06/11/2026
OPEC is basically the oil market’s supply committee.
It does not control demand.
It does not control every barrel of oil in the world.
But it can influence supply by coordinating how much oil its member countries produce.
That matters because oil prices are mostly driven by a simple tension:
-Demand keeps growing with transportation, shipping, manufacturing, defense, AI data centers, and global development.
-Supply is harder to bring online.
-OPEC and OPEC+ try to manage this by setting production targets. When prices are weak, they can cut production to support the market. When prices are high or politically sensitive, they can increase production to calm things down. OPEC+ says these adjustments are meant to support oil market stability.
But here is the part most people miss.
A production target is not the same as actual oil hitting the market.
If a country says it will produce more oil, that oil still has to be drilled, transported, shipped, insured, refined, and delivered.
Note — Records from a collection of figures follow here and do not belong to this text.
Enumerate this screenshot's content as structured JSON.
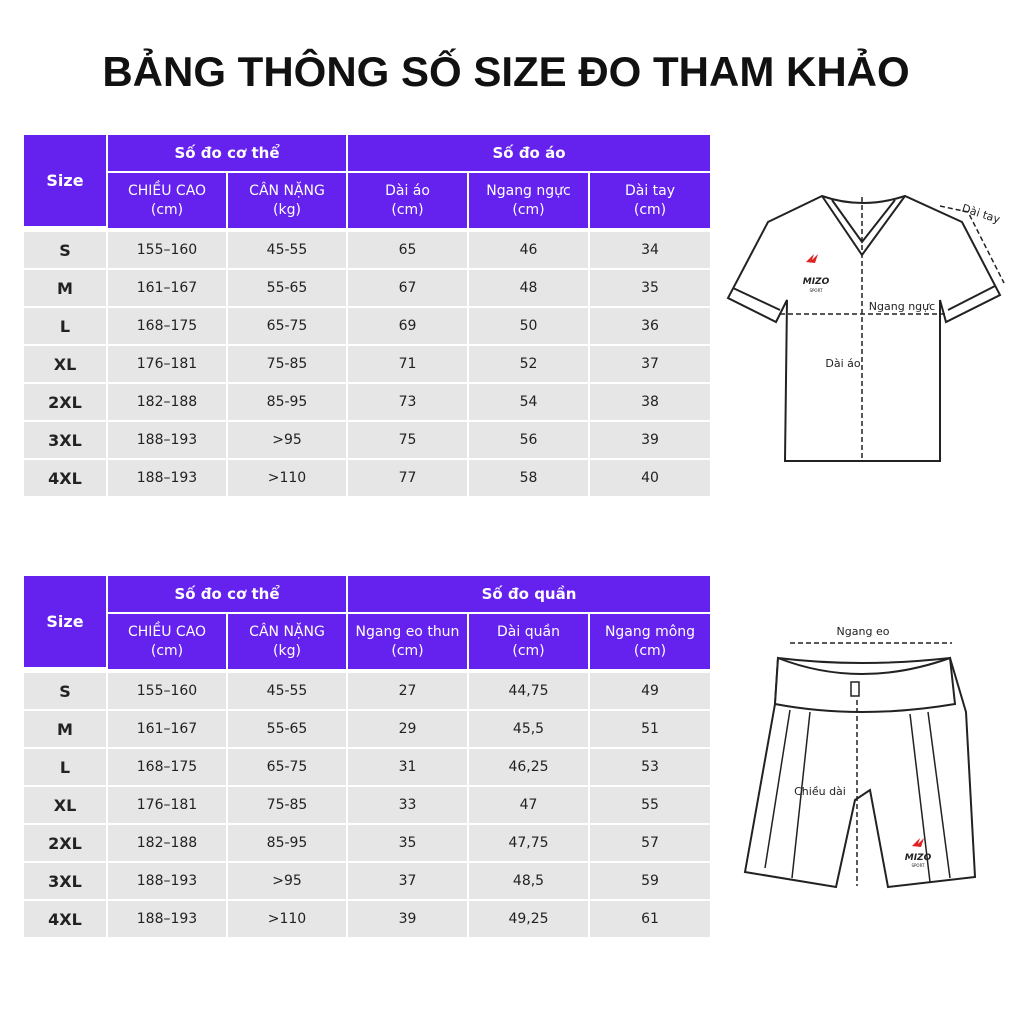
{
  "title": "BẢNG THÔNG SỐ SIZE ĐO THAM KHẢO",
  "tables": [
    {
      "size_header": "Size",
      "group_headers": [
        "Số đo cơ thể",
        "Số đo áo"
      ],
      "column_headers": [
        [
          "CHIỀU CAO",
          "(cm)"
        ],
        [
          "CÂN NẶNG",
          "(kg)"
        ],
        [
          "Dài áo",
          "(cm)"
        ],
        [
          "Ngang ngực",
          "(cm)"
        ],
        [
          "Dài tay",
          "(cm)"
        ]
      ],
      "rows": [
        [
          "S",
          "155–160",
          "45-55",
          65,
          46,
          34
        ],
        [
          "M",
          "161–167",
          "55-65",
          67,
          48,
          35
        ],
        [
          "L",
          "168–175",
          "65-75",
          69,
          50,
          36
        ],
        [
          "XL",
          "176–181",
          "75-85",
          71,
          52,
          37
        ],
        [
          "2XL",
          "182–188",
          "85-95",
          73,
          54,
          38
        ],
        [
          "3XL",
          "188–193",
          ">95",
          75,
          56,
          39
        ],
        [
          "4XL",
          "188–193",
          ">110",
          77,
          58,
          40
        ]
      ]
    },
    {
      "size_header": "Size",
      "group_headers": [
        "Số đo cơ thể",
        "Số đo quần"
      ],
      "column_headers": [
        [
          "CHIỀU CAO",
          "(cm)"
        ],
        [
          "CÂN NẶNG",
          "(kg)"
        ],
        [
          "Ngang eo thun",
          "(cm)"
        ],
        [
          "Dài quần",
          "(cm)"
        ],
        [
          "Ngang mông",
          "(cm)"
        ]
      ],
      "rows": [
        [
          "S",
          "155–160",
          "45-55",
          27,
          "44,75",
          49
        ],
        [
          "M",
          "161–167",
          "55-65",
          29,
          "45,5",
          51
        ],
        [
          "L",
          "168–175",
          "65-75",
          31,
          "46,25",
          53
        ],
        [
          "XL",
          "176–181",
          "75-85",
          33,
          47,
          55
        ],
        [
          "2XL",
          "182–188",
          "85-95",
          35,
          "47,75",
          57
        ],
        [
          "3XL",
          "188–193",
          ">95",
          37,
          "48,5",
          59
        ],
        [
          "4XL",
          "188–193",
          ">110",
          39,
          "49,25",
          61
        ]
      ]
    }
  ],
  "diagrams": {
    "shirt": {
      "sleeve_label": "Dài tay",
      "chest_label": "Ngang ngực",
      "length_label": "Dài áo",
      "brand": "MIZO",
      "brand_sub": "SPORT"
    },
    "shorts": {
      "waist_label": "Ngang eo",
      "length_label": "Chiều dài",
      "brand": "MIZO",
      "brand_sub": "SPORT"
    }
  }
}
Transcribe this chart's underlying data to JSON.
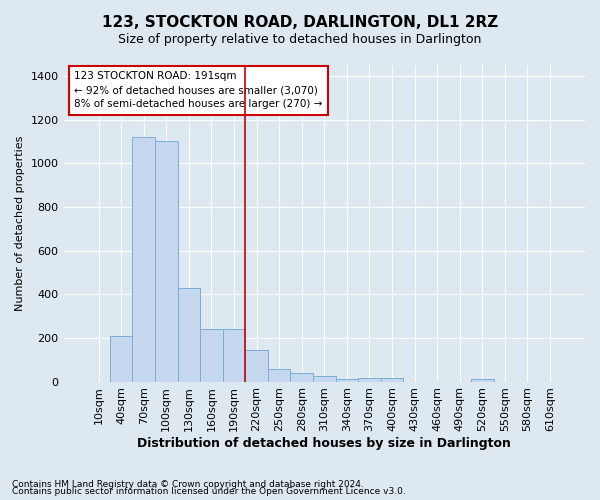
{
  "title": "123, STOCKTON ROAD, DARLINGTON, DL1 2RZ",
  "subtitle": "Size of property relative to detached houses in Darlington",
  "xlabel": "Distribution of detached houses by size in Darlington",
  "ylabel": "Number of detached properties",
  "footnote1": "Contains HM Land Registry data © Crown copyright and database right 2024.",
  "footnote2": "Contains public sector information licensed under the Open Government Licence v3.0.",
  "bar_labels": [
    "10sqm",
    "40sqm",
    "70sqm",
    "100sqm",
    "130sqm",
    "160sqm",
    "190sqm",
    "220sqm",
    "250sqm",
    "280sqm",
    "310sqm",
    "340sqm",
    "370sqm",
    "400sqm",
    "430sqm",
    "460sqm",
    "490sqm",
    "520sqm",
    "550sqm",
    "580sqm",
    "610sqm"
  ],
  "bar_values": [
    0,
    210,
    1120,
    1100,
    430,
    240,
    240,
    145,
    58,
    40,
    25,
    13,
    16,
    16,
    0,
    0,
    0,
    13,
    0,
    0,
    0
  ],
  "bar_color": "#c5d8ef",
  "bar_edge_color": "#7aaed6",
  "annotation_line1": "123 STOCKTON ROAD: 191sqm",
  "annotation_line2": "← 92% of detached houses are smaller (3,070)",
  "annotation_line3": "8% of semi-detached houses are larger (270) →",
  "annotation_box_color": "#ffffff",
  "annotation_box_edge_color": "#cc0000",
  "vline_color": "#cc0000",
  "vline_x": 6.5,
  "ylim": [
    0,
    1450
  ],
  "yticks": [
    0,
    200,
    400,
    600,
    800,
    1000,
    1200,
    1400
  ],
  "background_color": "#dde8f0",
  "plot_bg_color": "#dde8f0",
  "grid_color": "#ffffff",
  "title_fontsize": 11,
  "subtitle_fontsize": 9,
  "xlabel_fontsize": 9,
  "ylabel_fontsize": 8,
  "tick_fontsize": 8,
  "footnote_fontsize": 6.5
}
That is where geopolitics matters.
When shipping chokepoints get disrupted, pipelines become more important. When countries leave or challenge OPEC discipline, supply coordination becomes harder. When years of underinvestment meet rising demand, the system has less slack.
This is why I’m still structurally bullish on oil.
Not because prices go up every month.
But because the world keeps needing more energy (need to power the AI needs) while the supply side keeps getting more complicated.
OPEC can influence the market.
But it cannot magically create cheap, secure, deliverable oil overnight.
That is why oil and gas still deserve attention as part of a broader real asset strategy.
Not as a short term trade.
As an inflation hedge, income opportunity, and exposure to a world that still runs on energy.